As a positive electrode active material which is a main constituent of the positive electrode
Include lithium-containing transition metal oxides and lithium-containing phosphorus.
Acid salt, lithium-containing sulfate, etc., alone or in combination
Is preferred. Lithium-containing transition metal oxide
The general formula Li_yCo_1-xM _xO₂, Li_yNi_1-xM
_xO₂, Li_yMn_2-xM_XO_Four(M is from I to VIII
Metal (for example, Li, Ca, Cr, Ni, Fe, Co
X value indicating the amount of substitution of different elements)
Is effective up to the maximum amount that can be replaced, but is preferable
Or, in terms of discharge capacity, 0 ≦ x ≦ 1. Also, Richiu
For the y value, which indicates the amount of lithium, use lithium reversibly
The maximum amount is effective, preferably 0 from the viewpoint of discharge capacity.
≦ y ≦ 2. ), But is not limited to these
Not something.

Other positive electrode active materials may be mixed with the lithium-containing compound, and other positive electrode active materials include Group I compounds such as CuO, Cu ₂ O, Ag ₂ O, CuS, and CuSO _4. IV of metal compounds, TiS ₂ , SiO ₂ , SnO, etc.
Group metal compound, V ₂ O ₅ , V ₆ O ₁₂ , VO _x , Nb ₂ O ₅ , B
Group V metal compounds such as i ₂ O ₃ and Sb ₂ O ₃ , CrO ₃ and Cr ₂
Group VI metal compounds such as O ₃ , MoO ₃ , MoS ₂ , WO ₃ , and SeO ₂ , Group VII metal compounds such as MnO ₂ , Mn ₂ O ₃ , Fe ₂ O ₃ , FeO, Fe ₃ O ₄ , and Ni ₂ O ₃ , NiO,
Group VIII metal compounds such as CoO ₃ and CoO, or
General formula Li _x MX ₂ , Li _x MN _y X ₂ (M and N are from I to V
Group III metal, X represents a chalcogen compound such as oxygen or sulfur. ) Or the like, for example, a metal compound such as a lithium-cobalt-based composite oxide or a lithium-manganese-based composite oxide, and a conductive high material such as disulfide, polypyrrole, polyaniline, polyparaphenylene, polyacetylene, or polyacene-based material. Examples thereof include molecular compounds and quasi-graphite structure carbonaceous materials, but are not limited thereto.

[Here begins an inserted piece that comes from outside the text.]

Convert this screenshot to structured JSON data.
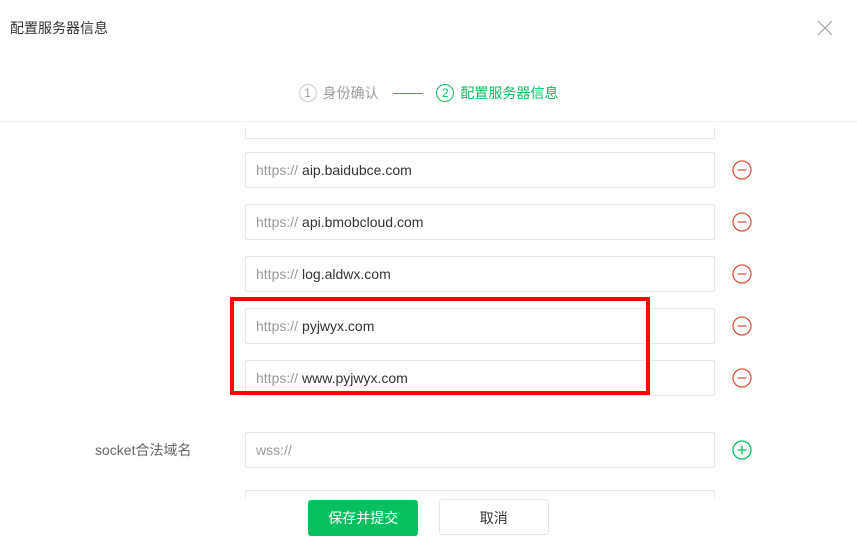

For the negative electrode, it is possible to use other carbonaceous materials in addition to the negative electrode active material for a battery of the present invention. Among them, graphite is preferable because it has an operating potential extremely close to that of metallic lithium, and thus self-discharge can be reduced and irreversible capacity during charge and discharge can be reduced when a lithium salt is used as an electrolyte salt.

In addition to the negative electrode active material for batteries of the present invention and other carbonaceous materials, metal oxides such as tin oxide and silicon oxide, phosphorus, boron and amorphous carbon are added to the negative electrode. It is also possible to do quality. In particular, by modifying the surface of the carbonaceous material by the above method, decomposition of the electrolytic solution can be suppressed and battery characteristics can be improved, which is preferable. Furthermore, in addition to the above-mentioned negative electrode active material for batteries and other carbonaceous materials, lithium metal such as lithium metal, lithium-aluminum, lithium-lead, lithium-tin, lithium-aluminum-tin, lithium-gallium, and wood alloy. It is also possible to insert lithium in combination with a contained alloy or the like, or to electrochemically reduce lithium into the negative electrode active material for a battery or another carbonaceous material of the present invention in advance.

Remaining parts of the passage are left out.